“Long ago Native Americas used lobsters as bait or to fertilize their fields. They were so plentiful along the shores that during colonial times lobster was primarily considered 'poverty food.' It was served to prisoners and indentured servants. Servants finally rebelled and listed in their contracts they were not to be forced to eat lobster more than 3 times a week.”
“Trap fishing started in Maine around 1850. Before that they were mostly harvested by hand along the shores. As demand grew for the lobster in the New York and Boston markets, Smackmen were used to carry the lobsters from Maine to these ports. The term Smackmen was derived from the type of boat they used. A smack is a small sailing vessel with a tank inside that has holes cut to allow seawater to circulate.”

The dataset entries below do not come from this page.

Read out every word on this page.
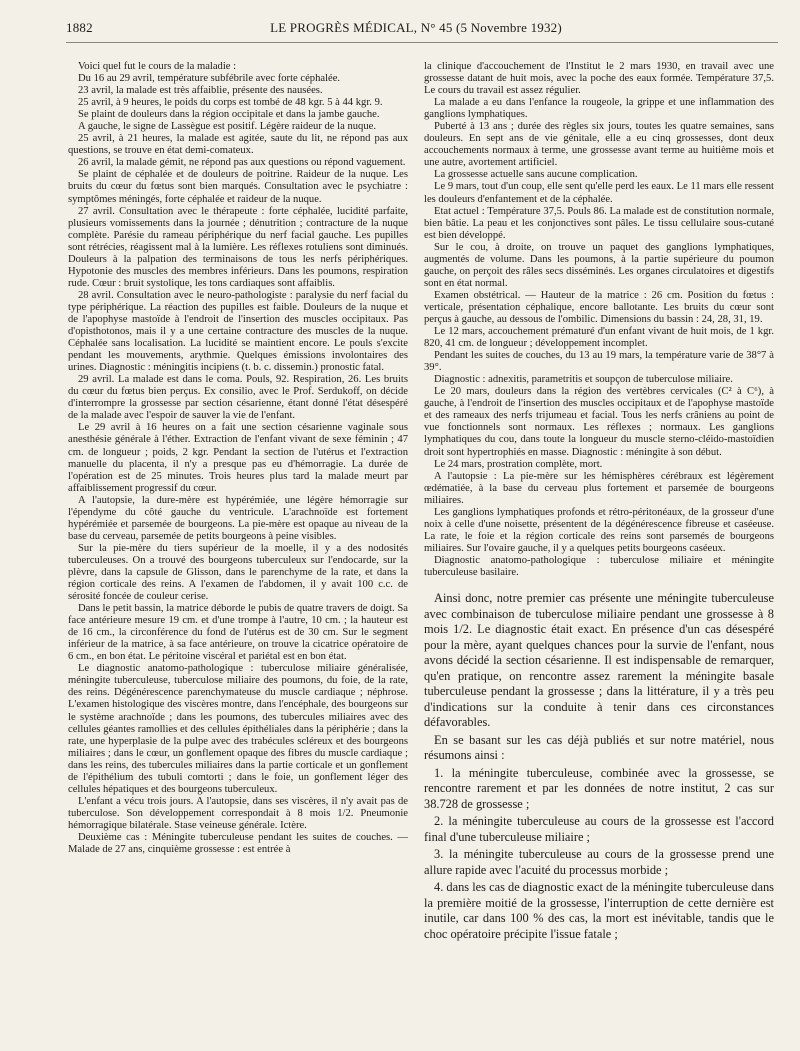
1882	LE PROGRÈS MÉDICAL, N° 45 (5 Novembre 1932)

Voici quel fut le cours de la maladie :

Du 16 au 29 avril, température subfébrile avec forte céphalée.

23 avril, la malade est très affaiblie, présente des nausées.

25 avril, à 9 heures, le poids du corps est tombé de 48 kgr. 5 à 44 kgr. 9.

Se plaint de douleurs dans la région occipitale et dans la jambe gauche.

A gauche, le signe de Lassègue est positif. Légère raideur de la nuque.

25 avril, à 21 heures, la malade est agitée, saute du lit, ne répond pas aux questions, se trouve en état demi-comateux.

26 avril, la malade gémit, ne répond pas aux questions ou répond vaguement.

Se plaint de céphalée et de douleurs de poitrine. Raideur de la nuque. Les bruits du cœur du fœtus sont bien marqués. Consultation avec le psychiatre : symptômes méningés, forte céphalée et raideur de la nuque.

27 avril. Consultation avec le thérapeute : forte céphalée, lucidité parfaite, plusieurs vomissements dans la journée ; dénutrition ; contracture de la nuque complète. Parésie du rameau périphérique du nerf facial gauche. Les pupilles sont rétrécies, réagissent mal à la lumière. Les réflexes rotuliens sont diminués. Douleurs à la palpation des terminaisons de tous les nerfs périphériques. Hypotonie des muscles des membres inférieurs. Dans les poumons, respiration rude. Cœur : bruit systolique, les tons cardiaques sont affaiblis.

28 avril. Consultation avec le neuro-pathologiste : paralysie du nerf facial du type périphérique. La réaction des pupilles est faible. Douleurs de la nuque et de l'apophyse mastoïde à l'endroit de l'insertion des muscles occipitaux. Pas d'opisthotonos, mais il y a une certaine contracture des muscles de la nuque. Céphalée sans localisation. La lucidité se maintient encore. Le pouls s'excite pendant les mouvements, arythmie. Quelques émissions involontaires des urines. Diagnostic : méningitis incipiens (t. b. c. dissemin.) pronostic fatal.

29 avril. La malade est dans le coma. Pouls, 92. Respiration, 26. Les bruits du cœur du fœtus bien perçus. Ex consilio, avec le Prof. Serdukoff, on décide d'interrompre la grossesse par section césarienne, étant donné l'état désespéré de la malade avec l'espoir de sauver la vie de l'enfant.

Le 29 avril à 16 heures on a fait une section césarienne vaginale sous anesthésie générale à l'éther. Extraction de l'enfant vivant de sexe féminin ; 47 cm. de longueur ; poids, 2 kgr. Pendant la section de l'utérus et l'extraction manuelle du placenta, il n'y a presque pas eu d'hémorragie. La durée de l'opération est de 25 minutes. Trois heures plus tard la malade meurt par affaiblissement progressif du cœur.

A l'autopsie, la dure-mère est hypérémiée, une légère hémorragie sur l'épendyme du côté gauche du ventricule. L'arachnoïde est fortement hypérémiée et parsemée de bourgeons. La pie-mère est opaque au niveau de la base du cerveau, parsemée de petits bourgeons à peine visibles.

Sur la pie-mère du tiers supérieur de la moelle, il y a des nodosités tuberculeuses. On a trouvé des bourgeons tuberculeux sur l'endocarde, sur la plèvre, dans la capsule de Glisson, dans le parenchyme de la rate, et dans la région corticale des reins. A l'examen de l'abdomen, il y avait 100 c.c. de sérosité foncée de couleur cerise.

Dans le petit bassin, la matrice déborde le pubis de quatre travers de doigt. Sa face antérieure mesure 19 cm. et d'une trompe à l'autre, 10 cm. ; la hauteur est de 16 cm., la circonférence du fond de l'utérus est de 30 cm. Sur le segment inférieur de la matrice, à sa face antérieure, on trouve la cicatrice opératoire de 6 cm., en bon état. Le péritoine viscéral et pariétal est en bon état.

Le diagnostic anatomo-pathologique : tuberculose miliaire généralisée, méningite tuberculeuse, tuberculose miliaire des poumons, du foie, de la rate, des reins. Dégénérescence parenchymateuse du muscle cardiaque ; néphrose. L'examen histologique des viscères montre, dans l'encéphale, des bourgeons sur le système arachnoïde ; dans les poumons, des tubercules miliaires avec des cellules géantes ramollies et des cellules épithéliales dans la périphérie ; dans la rate, une hyperplasie de la pulpe avec des trabécules scléreux et des bourgeons miliaires ; dans le cœur, un gonflement opaque des fibres du muscle cardiaque ; dans les reins, des tubercules miliaires dans la partie corticale et un gonflement de l'épithélium des tubuli comtorti ; dans le foie, un gonflement léger des cellules hépatiques et des bourgeons tuberculeux.

L'enfant a vécu trois jours. A l'autopsie, dans ses viscères, il n'y avait pas de tuberculose. Son développement correspondait à 8 mois 1/2. Pneumonie hémorragique bilatérale. Stase veineuse générale. Ictère.

Deuxième cas : Méningite tuberculeuse pendant les suites de couches. — Malade de 27 ans, cinquième grossesse : est entrée à

la clinique d'accouchement de l'Institut le 2 mars 1930, en travail avec une grossesse datant de huit mois, avec la poche des eaux formée. Température 37,5. Le cours du travail est assez régulier.

La malade a eu dans l'enfance la rougeole, la grippe et une inflammation des ganglions lymphatiques.

Puberté à 13 ans ; durée des règles six jours, toutes les quatre semaines, sans douleurs. En sept ans de vie génitale, elle a eu cinq grossesses, dont deux accouchements normaux à terme, une grossesse avant terme au huitième mois et une autre, avortement artificiel.

La grossesse actuelle sans aucune complication.

Le 9 mars, tout d'un coup, elle sent qu'elle perd les eaux. Le 11 mars elle ressent les douleurs d'enfantement et de la céphalée.

Etat actuel : Température 37,5. Pouls 86. La malade est de constitution normale, bien bâtie. La peau et les conjonctives sont pâles. Le tissu cellulaire sous-cutané est bien développé.

Sur le cou, à droite, on trouve un paquet des ganglions lymphatiques, augmentés de volume. Dans les poumons, à la partie supérieure du poumon gauche, on perçoit des râles secs disséminés. Les organes circulatoires et digestifs sont en état normal.

Examen obstétrical. — Hauteur de la matrice : 26 cm. Position du fœtus : verticale, présentation céphalique, encore ballotante. Les bruits du cœur sont perçus à gauche, au dessous de l'ombilic. Dimensions du bassin : 24, 28, 31, 19.

Le 12 mars, accouchement prématuré d'un enfant vivant de huit mois, de 1 kgr. 820, 41 cm. de longueur ; développement incomplet.

Pendant les suites de couches, du 13 au 19 mars, la température varie de 38°7 à 39°.

Diagnostic : adnexitis, parametritis et soupçon de tuberculose miliaire.

Le 20 mars, douleurs dans la région des vertèbres cervicales (C² à C⁶), à gauche, à l'endroit de l'insertion des muscles occipitaux et de l'apophyse mastoïde et des rameaux des nerfs trijumeau et facial. Tous les nerfs crâniens au point de vue fonctionnels sont normaux. Les réflexes ; normaux. Les ganglions lymphatiques du cou, dans toute la longueur du muscle sterno-cléido-mastoïdien droit sont hypertrophiés en masse. Diagnostic : méningite à son début.

Le 24 mars, prostration complète, mort.

A l'autopsie : La pie-mère sur les hémisphères cérébraux est légèrement œdématiée, à la base du cerveau plus fortement et parsemée de bourgeons miliaires.

Les ganglions lymphatiques profonds et rétro-péritonéaux, de la grosseur d'une noix à celle d'une noisette, présentent de la dégénérescence fibreuse et caséeuse. La rate, le foie et la région corticale des reins sont parsemés de bourgeons miliaires. Sur l'ovaire gauche, il y a quelques petits bourgeons caséeux.

Diagnostic anatomo-pathologique : tuberculose miliaire et méningite tuberculeuse basilaire.

Ainsi donc, notre premier cas présente une méningite tuberculeuse avec combinaison de tuberculose miliaire pendant une grossesse à 8 mois 1/2. Le diagnostic était exact. En présence d'un cas désespéré pour la mère, ayant quelques chances pour la survie de l'enfant, nous avons décidé la section césarienne. Il est indispensable de remarquer, qu'en pratique, on rencontre assez rarement la méningite basale tuberculeuse pendant la grossesse ; dans la littérature, il y a très peu d'indications sur la conduite à tenir dans ces circonstances défavorables.

En se basant sur les cas déjà publiés et sur notre matériel, nous résumons ainsi :

1. la méningite tuberculeuse, combinée avec la grossesse, se rencontre rarement et par les données de notre institut, 2 cas sur 38.728 de grossesse ;

2. la méningite tuberculeuse au cours de la grossesse est l'accord final d'une tuberculeuse miliaire ;

3. la méningite tuberculeuse au cours de la grossesse prend une allure rapide avec l'acuité du processus morbide ;

4. dans les cas de diagnostic exact de la méningite tuberculeuse dans la première moitié de la grossesse, l'interruption de cette dernière est inutile, car dans 100 % des cas, la mort est inévitable, tandis que le choc opératoire précipite l'issue fatale ;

“The first lobster pound was dounded in Vinalhaven in 1875. It was located in a deep tidal creek. The lobster pound made it easier to store lobster for longer periods of time. There the lobsters are kept in tanks with water passing freely through them.”
“Canning began in 1836 to reach an even larger demand. Canning overcame some of the difficulties in shipping lobsters. By the second half of the 19th century, the value of canned lobster had surpassed the value of live lobster. According to an 1880 history of Cumberland County, the Burnham & Morrill Co., being one of the early canneries in existence in Maine, at that time advertised they were sending canned lobster to all parts of the habitable globe. The company is now called B & M and primarily produces baked beans.”
Today, Maine is the largest lobster-producing state in the United States. With current technology and transportation, it is now possible to have live lobsters shipped across the country.